One way of achieving that was to offer various vehicles so that a wide range of customers can find a model that suits them.
“Our ever-diversifying portfolio caters to more female customers and younger generations who are looking for design and style,” he said. They offer a broad range, “from compacts to sedans, SUVs, coupes and cabriolets.”
As the brand continued to grow in Korea, Psillakis said giving back to the society was essential in keeping the customers loyal.  
He said the Mercedes-Benz CSR Committee, which was formed in 2014, donated a total of 4.5 billion won ($3.7 million) last year. 
Psillakis said he was especially proud of the participatory donation program called “Mercedes-Benz GIVE,” where running or bike races were held and the entry fee was donated to various nonprofit organizations.  
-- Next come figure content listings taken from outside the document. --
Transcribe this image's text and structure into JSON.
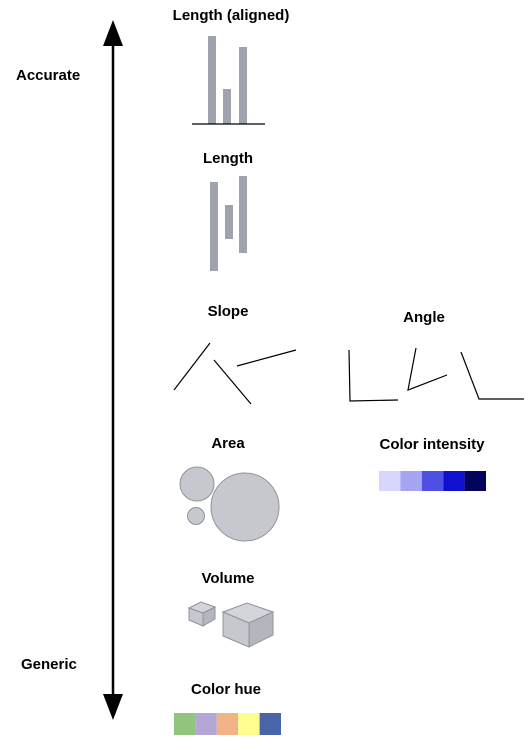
{
  "axis": {
    "top_label": "Accurate",
    "bottom_label": "Generic"
  },
  "encodings": {
    "length_aligned": {
      "title": "Length (aligned)"
    },
    "length": {
      "title": "Length"
    },
    "slope": {
      "title": "Slope"
    },
    "angle": {
      "title": "Angle"
    },
    "area": {
      "title": "Area"
    },
    "color_intensity": {
      "title": "Color intensity"
    },
    "volume": {
      "title": "Volume"
    },
    "color_hue": {
      "title": "Color hue"
    }
  },
  "colors": {
    "bar": "#9ea3ad",
    "shape_fill": "#c6c8ce",
    "intensity_swatches": [
      "#d7d7fb",
      "#a5a5f3",
      "#5050e4",
      "#1010d0",
      "#04045a"
    ],
    "hue_swatches": [
      "#93c47d",
      "#b4a7d6",
      "#f0b486",
      "#ffff8e",
      "#4a64aa"
    ]
  }
}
Last year, the brand held its fourth marathon, in which some 20,000 people participated, and donated a total of 920 million won. This year, the brand will host the event in a non-contact way, so participants can run on their own rather than at a single event.
“I think this is meaningful because we are engaging with the public,” he said. Psillakis ran in all Mercedes marathons during his term.  
The leadership of the Korean unit will soon be handed over to Bjorn Hauber, currently serving as head of Mercedes-Benz’s operations in Sweden and Denmark.
Mercedes-Benz Korea is currently under investigation by the Korean prosecutors for fabricating emission data of its diesel vehicles sold from 2012 to 2018. The brand was fined with 77.6 billion won by the Ministry of Environment in May, the largest amount for an import carmaker. Mercedes-Benz Korea said it will respond in court.  
Psillakis said he “does not wish to disappoint Korean customers” and said he will actively cooperate with local authorities if necessary in the future.